Nos vies désacordées

Gaëlle Josse

Nos vies désacordées

Collection J'ai Lu (123 pages)

 

François Vallier est pianiste. Pour fuir  le village où il a grandi et pouvoir vivre en ville, il a appris le piano et depuis ce temps il est "habité par la musique" classique.

Il vit sans liberté, absorbé, dévoré tout entier par son métier, sa carrière, laissant passer sa vie avec Sophie au second plan. Il reconnaît qu’il est monotâche, comme la plupart des hommes (page 13). Un jour, sans s’en apercevoir, il a manqué l’essentiel. C’est le drame et tout  bascule. A cause d’un projet de tournée au Japon au plus mauvais moment de leur vie, François a perdu Sophie, sans jamais s’y résoudre. Comme il s’est battu pour la revoir. "Admettre que pour son bien je doive m’effacer de sa vie me fut intolérable, et ce renoncement fut mon plus terrible apprentissage. Puis le temps avait fini par déposer un voile léger sur les choses, en estompant les anges vifs de la douleur. Bien ou mal, j’avais continué à vivre." (pages 39-40).

Dix années plus tard, en rentrant d’une tournée aux Etats-Unis, un message sur son téléphone va être l’électrochoc. Pour lui, plus rien d’autre compte, ni Cristina, l’autre femme, splendeur et féérie, ni le concert à la Salle Pleyel, ni les tournées déjà programmées.  Comme une obsession, il veut, il doit retrouver "Sophie. Epiphanie et Orient de son désir... Sophie. Ma danse... Sophie. Mon vertige. Mon ivresse... Mon lémurien... Sophie. Ma Scarlett. Mon indéchiffrable amour... Sophie. Ma Shéhérazade. Mille nuits, mille ans de conte dans sa voix."
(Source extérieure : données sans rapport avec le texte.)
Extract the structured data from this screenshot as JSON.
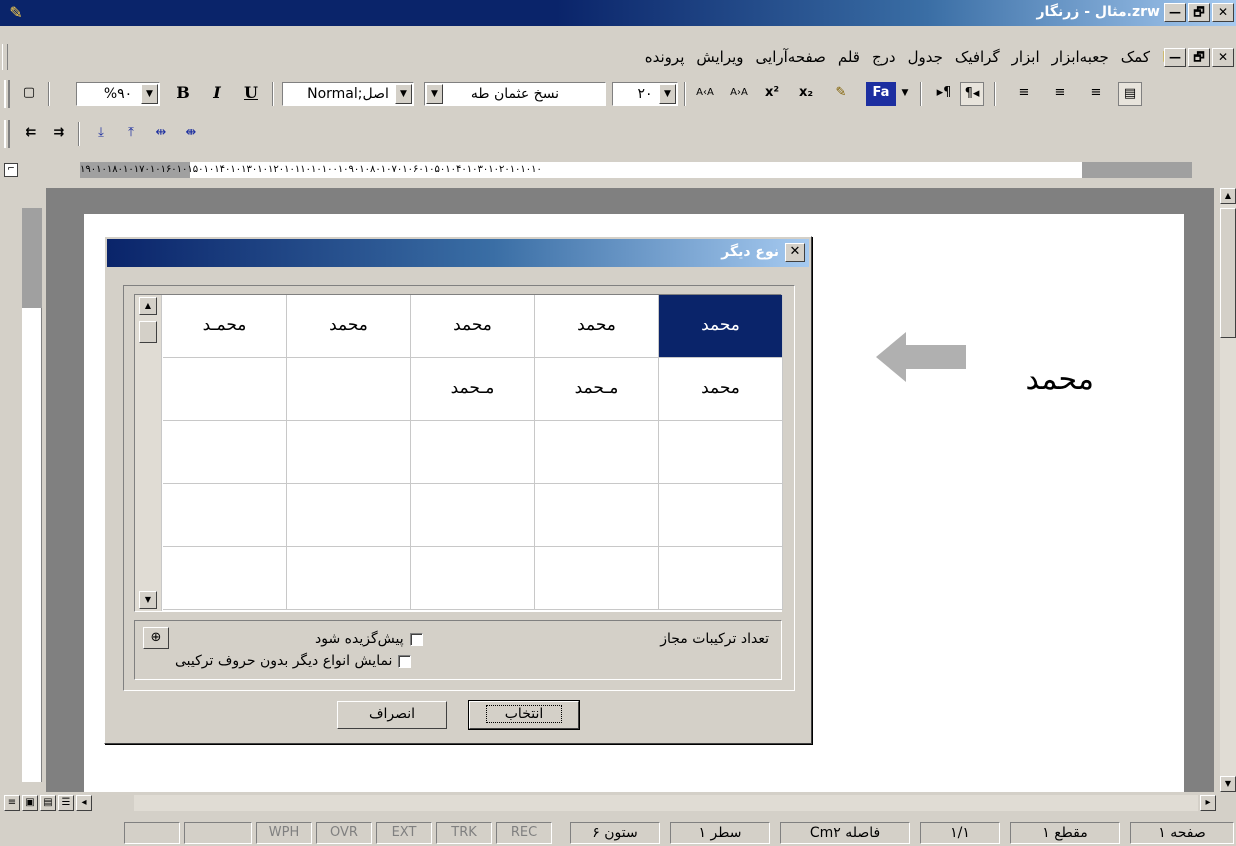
{
  "window": {
    "title": "zrw.مثال - زرنگار",
    "buttons": [
      "—",
      "🗗",
      "✕"
    ]
  },
  "menu": {
    "items": [
      "پرونده",
      "ویرایش",
      "صفحه‌آرایی",
      "قلم",
      "درج",
      "جدول",
      "گرافیک",
      "ابزار",
      "جعبه‌ابزار",
      "کمک"
    ]
  },
  "toolbar": {
    "zoom": "%۹۰",
    "bold": "B",
    "italic": "I",
    "underline": "U",
    "style": "Normal;اصل",
    "font": "نسخ عثمان طه",
    "size": "۲۰",
    "btn_fa": "Fa",
    "superscript": "x²",
    "subscript": "x₂"
  },
  "ruler": {
    "ticks": "۱۹۰۱۰۱۸۰۱۰۱۷۰۱۰۱۶۰۱۰۱۵۰۱۰۱۴۰۱۰۱۳۰۱۰۱۲۰۱۰۱۱۰۱۰۱۰۰۱۰۹۰۱۰۸۰۱۰۷۰۱۰۶۰۱۰۵۰۱۰۴۰۱۰۳۰۱۰۲۰۱۰۱۰۱۰"
  },
  "document": {
    "word": "محمد"
  },
  "dialog": {
    "title": "نوع دیگر",
    "close": "✕",
    "cells": [
      [
        "محمد",
        "محمد",
        "محمد",
        "محمد",
        "محمـد"
      ],
      [
        "محمد",
        "مـحمد",
        "مـحمد",
        "",
        ""
      ],
      [
        "",
        "",
        "",
        "",
        ""
      ],
      [
        "",
        "",
        "",
        "",
        ""
      ],
      [
        "",
        "",
        "",
        "",
        ""
      ]
    ],
    "selected_cell": "0,0",
    "option_default": "پیش‌گزیده شود",
    "option_show": "نمایش انواع دیگر بدون حروف ترکیبی",
    "count_label": "تعداد ترکیبات مجاز",
    "btn_select": "انتخاب",
    "btn_cancel": "انصراف"
  },
  "status": {
    "page": "صفحه ۱",
    "section": "مقطع ۱",
    "pages": "۱/۱",
    "distance": "فاصله Cm۲",
    "line": "سطر ۱",
    "column": "ستون ۶",
    "rec": "REC",
    "trk": "TRK",
    "ext": "EXT",
    "ovr": "OVR",
    "wph": "WPH"
  }
}
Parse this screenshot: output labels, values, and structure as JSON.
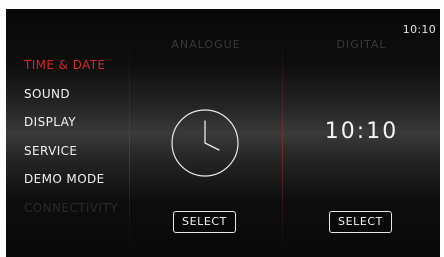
{
  "status_bar": {
    "time": "10:10"
  },
  "menu": {
    "items": [
      {
        "label": "TIME & DATE",
        "state": "active"
      },
      {
        "label": "SOUND",
        "state": "normal"
      },
      {
        "label": "DISPLAY",
        "state": "normal"
      },
      {
        "label": "SERVICE",
        "state": "normal"
      },
      {
        "label": "DEMO MODE",
        "state": "normal"
      },
      {
        "label": "CONNECTIVITY",
        "state": "disabled"
      }
    ]
  },
  "analogue": {
    "header": "ANALOGUE",
    "clock_icon": "analog-clock-icon",
    "select_label": "SELECT"
  },
  "digital": {
    "header": "DIGITAL",
    "time": "10:10",
    "select_label": "SELECT"
  },
  "colors": {
    "accent_red": "#d0282c",
    "text_white": "#f2f2f2",
    "disabled_text": "#2a2a2a",
    "background_dark": "#090909"
  }
}
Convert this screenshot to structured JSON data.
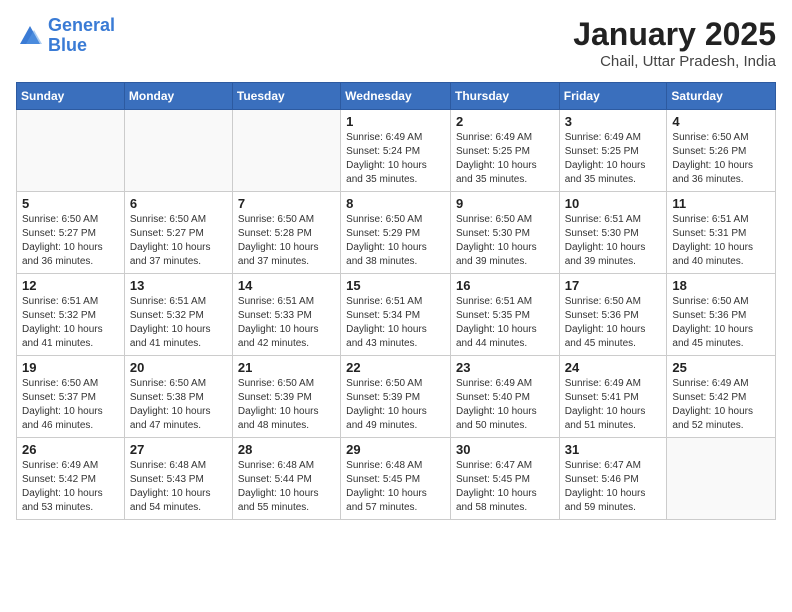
{
  "logo": {
    "line1": "General",
    "line2": "Blue"
  },
  "title": "January 2025",
  "subtitle": "Chail, Uttar Pradesh, India",
  "days_of_week": [
    "Sunday",
    "Monday",
    "Tuesday",
    "Wednesday",
    "Thursday",
    "Friday",
    "Saturday"
  ],
  "weeks": [
    [
      {
        "num": "",
        "info": ""
      },
      {
        "num": "",
        "info": ""
      },
      {
        "num": "",
        "info": ""
      },
      {
        "num": "1",
        "info": "Sunrise: 6:49 AM\nSunset: 5:24 PM\nDaylight: 10 hours\nand 35 minutes."
      },
      {
        "num": "2",
        "info": "Sunrise: 6:49 AM\nSunset: 5:25 PM\nDaylight: 10 hours\nand 35 minutes."
      },
      {
        "num": "3",
        "info": "Sunrise: 6:49 AM\nSunset: 5:25 PM\nDaylight: 10 hours\nand 35 minutes."
      },
      {
        "num": "4",
        "info": "Sunrise: 6:50 AM\nSunset: 5:26 PM\nDaylight: 10 hours\nand 36 minutes."
      }
    ],
    [
      {
        "num": "5",
        "info": "Sunrise: 6:50 AM\nSunset: 5:27 PM\nDaylight: 10 hours\nand 36 minutes."
      },
      {
        "num": "6",
        "info": "Sunrise: 6:50 AM\nSunset: 5:27 PM\nDaylight: 10 hours\nand 37 minutes."
      },
      {
        "num": "7",
        "info": "Sunrise: 6:50 AM\nSunset: 5:28 PM\nDaylight: 10 hours\nand 37 minutes."
      },
      {
        "num": "8",
        "info": "Sunrise: 6:50 AM\nSunset: 5:29 PM\nDaylight: 10 hours\nand 38 minutes."
      },
      {
        "num": "9",
        "info": "Sunrise: 6:50 AM\nSunset: 5:30 PM\nDaylight: 10 hours\nand 39 minutes."
      },
      {
        "num": "10",
        "info": "Sunrise: 6:51 AM\nSunset: 5:30 PM\nDaylight: 10 hours\nand 39 minutes."
      },
      {
        "num": "11",
        "info": "Sunrise: 6:51 AM\nSunset: 5:31 PM\nDaylight: 10 hours\nand 40 minutes."
      }
    ],
    [
      {
        "num": "12",
        "info": "Sunrise: 6:51 AM\nSunset: 5:32 PM\nDaylight: 10 hours\nand 41 minutes."
      },
      {
        "num": "13",
        "info": "Sunrise: 6:51 AM\nSunset: 5:32 PM\nDaylight: 10 hours\nand 41 minutes."
      },
      {
        "num": "14",
        "info": "Sunrise: 6:51 AM\nSunset: 5:33 PM\nDaylight: 10 hours\nand 42 minutes."
      },
      {
        "num": "15",
        "info": "Sunrise: 6:51 AM\nSunset: 5:34 PM\nDaylight: 10 hours\nand 43 minutes."
      },
      {
        "num": "16",
        "info": "Sunrise: 6:51 AM\nSunset: 5:35 PM\nDaylight: 10 hours\nand 44 minutes."
      },
      {
        "num": "17",
        "info": "Sunrise: 6:50 AM\nSunset: 5:36 PM\nDaylight: 10 hours\nand 45 minutes."
      },
      {
        "num": "18",
        "info": "Sunrise: 6:50 AM\nSunset: 5:36 PM\nDaylight: 10 hours\nand 45 minutes."
      }
    ],
    [
      {
        "num": "19",
        "info": "Sunrise: 6:50 AM\nSunset: 5:37 PM\nDaylight: 10 hours\nand 46 minutes."
      },
      {
        "num": "20",
        "info": "Sunrise: 6:50 AM\nSunset: 5:38 PM\nDaylight: 10 hours\nand 47 minutes."
      },
      {
        "num": "21",
        "info": "Sunrise: 6:50 AM\nSunset: 5:39 PM\nDaylight: 10 hours\nand 48 minutes."
      },
      {
        "num": "22",
        "info": "Sunrise: 6:50 AM\nSunset: 5:39 PM\nDaylight: 10 hours\nand 49 minutes."
      },
      {
        "num": "23",
        "info": "Sunrise: 6:49 AM\nSunset: 5:40 PM\nDaylight: 10 hours\nand 50 minutes."
      },
      {
        "num": "24",
        "info": "Sunrise: 6:49 AM\nSunset: 5:41 PM\nDaylight: 10 hours\nand 51 minutes."
      },
      {
        "num": "25",
        "info": "Sunrise: 6:49 AM\nSunset: 5:42 PM\nDaylight: 10 hours\nand 52 minutes."
      }
    ],
    [
      {
        "num": "26",
        "info": "Sunrise: 6:49 AM\nSunset: 5:42 PM\nDaylight: 10 hours\nand 53 minutes."
      },
      {
        "num": "27",
        "info": "Sunrise: 6:48 AM\nSunset: 5:43 PM\nDaylight: 10 hours\nand 54 minutes."
      },
      {
        "num": "28",
        "info": "Sunrise: 6:48 AM\nSunset: 5:44 PM\nDaylight: 10 hours\nand 55 minutes."
      },
      {
        "num": "29",
        "info": "Sunrise: 6:48 AM\nSunset: 5:45 PM\nDaylight: 10 hours\nand 57 minutes."
      },
      {
        "num": "30",
        "info": "Sunrise: 6:47 AM\nSunset: 5:45 PM\nDaylight: 10 hours\nand 58 minutes."
      },
      {
        "num": "31",
        "info": "Sunrise: 6:47 AM\nSunset: 5:46 PM\nDaylight: 10 hours\nand 59 minutes."
      },
      {
        "num": "",
        "info": ""
      }
    ]
  ]
}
Il est conscient qu’il a failli à son devoir d’amour pour elle, il le regrette amèrement et veut à tout prix réparer le mal qu’il a fait si c'est encore possible. Il décide sur le champ de tout quitter et se rend à Valmezan, dans les Pyrénées.


Dans ce récit, passé et présent se mêlent. François parle du présent et revient sans cesse sur le passé, sa vie, ses rencontres avec Sophie et Cristina, leurs amis et leurs vies. Sur fond de grande musique, encore et encore.
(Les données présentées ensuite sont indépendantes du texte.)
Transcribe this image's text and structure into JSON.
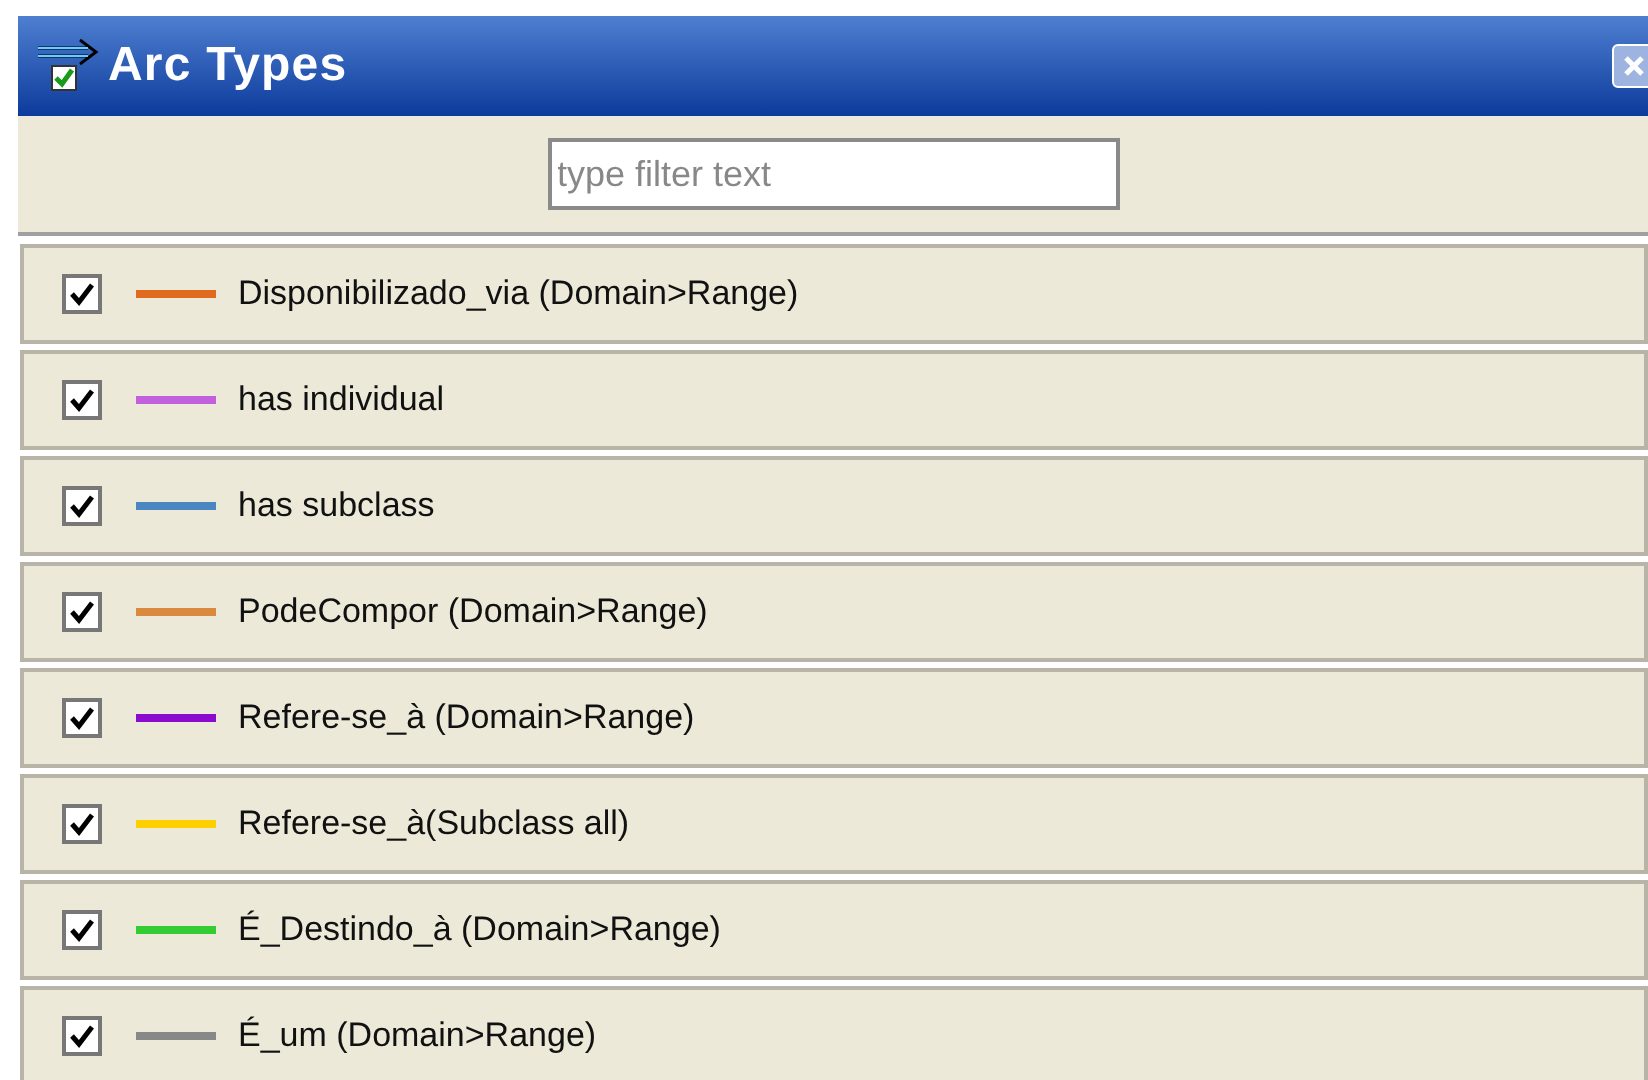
{
  "window": {
    "title": "Arc Types"
  },
  "filter": {
    "placeholder": "type filter text"
  },
  "arc_types": [
    {
      "label": "Disponibilizado_via (Domain>Range)",
      "checked": true,
      "color": "#e06a1e"
    },
    {
      "label": "has individual",
      "checked": true,
      "color": "#c25fdc"
    },
    {
      "label": "has subclass",
      "checked": true,
      "color": "#4a86c0"
    },
    {
      "label": "PodeCompor (Domain>Range)",
      "checked": true,
      "color": "#d98a3e"
    },
    {
      "label": "Refere-se_à (Domain>Range)",
      "checked": true,
      "color": "#8a0ad0"
    },
    {
      "label": "Refere-se_à(Subclass all)",
      "checked": true,
      "color": "#ffd000"
    },
    {
      "label": "É_Destindo_à (Domain>Range)",
      "checked": true,
      "color": "#33cc33"
    },
    {
      "label": "É_um (Domain>Range)",
      "checked": true,
      "color": "#888888"
    }
  ]
}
Gaëlle Josse emploie le je pour rendre le récit plus vivant, plus vrai. Mais à la fin de chaque paragraphe ou presque, en italique, elle éparpille des réflexions dans des lignes imbibées de poésie et de philosophie. Elle reprend la main sur l’histoire, elle imagine, elle approfondit son cheminement de pensée en utilisant le il, elle, nous. Elle pousse le lecteur à aller chercher au-delà de la situation du moment, elle lui suggère de passer de l’autre côté du décor. Décidément, Gaëlle Josse adore que nos esprits vagabondent.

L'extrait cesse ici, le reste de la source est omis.